Another such artist is Kehinde Wiley, whose “Rumors of War” statue is a direct response to the Confederate memorials he saw on Monument Avenue during a 2016 visit to the city for the opening of his exhibition “Kehinde Wiley: A New Republic” at the Virginia Museum of Fine Arts.
“I’m a black man walking those streets,” he recalled of strolling down Monument Avenue, in an interview conducted in September, when the statue was unveiled in New York’s Times Square before its permanent installation outside the VMFA in December. “I’m looking up at those things that give me a sense of dread and fear.”
The statue’s Richmond debut on Arthur Ashe Boulevard drew journalists from across the country who wrote about its symbolic significance in the “former capital of the Confederacy,” painting a picture of Richmond as a city struggling to come to terms with its past. “Today,” Wiley said during the unveiling, “we say yes to something that looks like us. We say yes to inclusivity. We say yes to broader notions of what it means to be an American.”

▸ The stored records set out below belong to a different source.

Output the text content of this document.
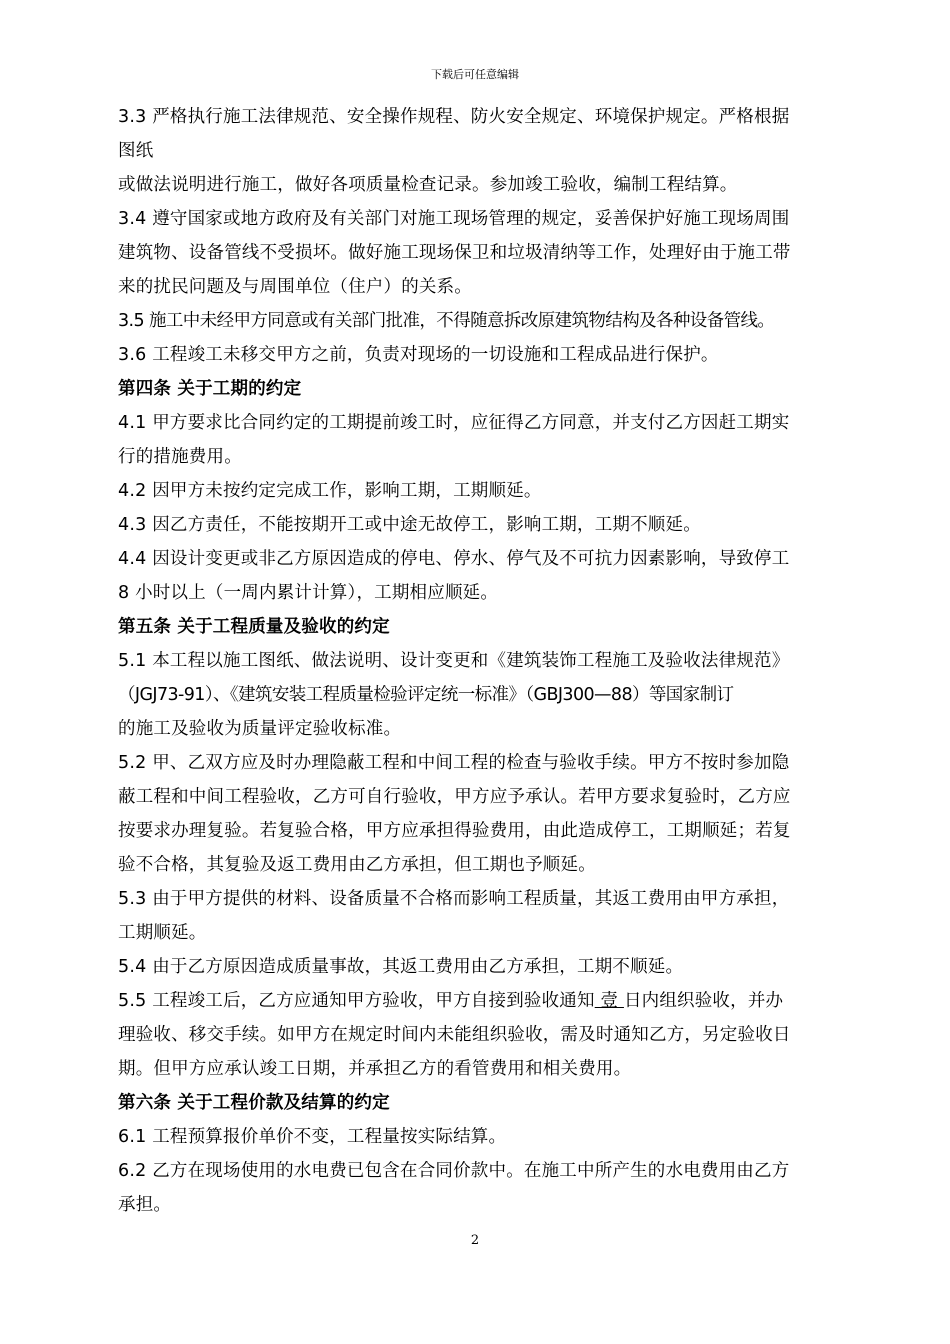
下载后可任意编辑
3.3 严格执行施工法律规范、安全操作规程、防火安全规定、环境保护规定。严格根据
图纸
或做法说明进行施工，做好各项质量检查记录。参加竣工验收，编制工程结算。
3.4 遵守国家或地方政府及有关部门对施工现场管理的规定，妥善保护好施工现场周围
建筑物、设备管线不受损坏。做好施工现场保卫和垃圾清纳等工作，处理好由于施工带
来的扰民问题及与周围单位（住户）的关系。
3.5 施工中未经甲方同意或有关部门批准，不得随意拆改原建筑物结构及各种设备管线。
3.6 工程竣工未移交甲方之前，负责对现场的一切设施和工程成品进行保护。
第四条 关于工期的约定
4.1 甲方要求比合同约定的工期提前竣工时，应征得乙方同意，并支付乙方因赶工期实
行的措施费用。
4.2 因甲方未按约定完成工作，影响工期，工期顺延。
4.3 因乙方责任，不能按期开工或中途无故停工，影响工期，工期不顺延。
4.4 因设计变更或非乙方原因造成的停电、停水、停气及不可抗力因素影响，导致停工
8 小时以上（一周内累计计算），工期相应顺延。
第五条 关于工程质量及验收的约定
5.1 本工程以施工图纸、做法说明、设计变更和《建筑装饰工程施工及验收法律规范》
（JGJ73-91）、《建筑安装工程质量检验评定统一标准》（GBJ300—88）等国家制订
的施工及验收为质量评定验收标准。
5.2 甲、乙双方应及时办理隐蔽工程和中间工程的检查与验收手续。甲方不按时参加隐
蔽工程和中间工程验收，乙方可自行验收，甲方应予承认。若甲方要求复验时，乙方应
按要求办理复验。若复验合格，甲方应承担得验费用，由此造成停工，工期顺延；若复
验不合格，其复验及返工费用由乙方承担，但工期也予顺延。
5.3 由于甲方提供的材料、设备质量不合格而影响工程质量，其返工费用由甲方承担，
工期顺延。
5.4 由于乙方原因造成质量事故，其返工费用由乙方承担，工期不顺延。
5.5 工程竣工后，乙方应通知甲方验收，甲方自接到验收通知 壹 日内组织验收，并办
理验收、移交手续。如甲方在规定时间内未能组织验收，需及时通知乙方，另定验收日
期。但甲方应承认竣工日期，并承担乙方的看管费用和相关费用。
第六条 关于工程价款及结算的约定
6.1 工程预算报价单价不变，工程量按实际结算。
6.2 乙方在现场使用的水电费已包含在合同价款中。在施工中所产生的水电费用由乙方
承担。
2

As I write this, Richmond is again in the national spotlight after an estimated 22,000 gun-rights activists, some armed and decked out in military surplus gear, some from out of state, filled the grounds of the Virginia Capitol and surrounding streets to protest proposed changes to the commonwealth’s gun laws. Thankfully, the protest went off without serious incident, though images of heavily armed individuals on downtown streets may color the way many outsiders see Richmond.
What does Richmond look like to you? Is it the James River, Maymont Park and “Rumors of War”? Scott’s Addition breweries, Broad Street art galleries, historic sites and museums, and a thriving restaurant scene? Or do you see housing projects, panhandlers, the nation’s second-highest eviction rate and the legacy of the slave trade? Or maybe all of it? Richmond is complex, a perfectly imperfect city that can be just as ugly as it is beautiful.

“Rumors of War” (Photo by Jay Paul)
On Page 43, we feature an essay from Sarah Mendelsohn Kim, former deputy director of The Valentine, who is leaving Richmond for a two-year adventure in New York. Perhaps she puts its best, writing, “While I choose to see the beauty in the people and spaces that make Richmond unique, I know that Richmond is plagued by a difficult past and present. Too many struggle to meet basic needs; the river that is now a source of enjoyment is also a reminder of the slave economy that built our city. My mind struggles with these issues daily, and I feel conflicted when I say, ‘I love Richmond,’ but I really do.”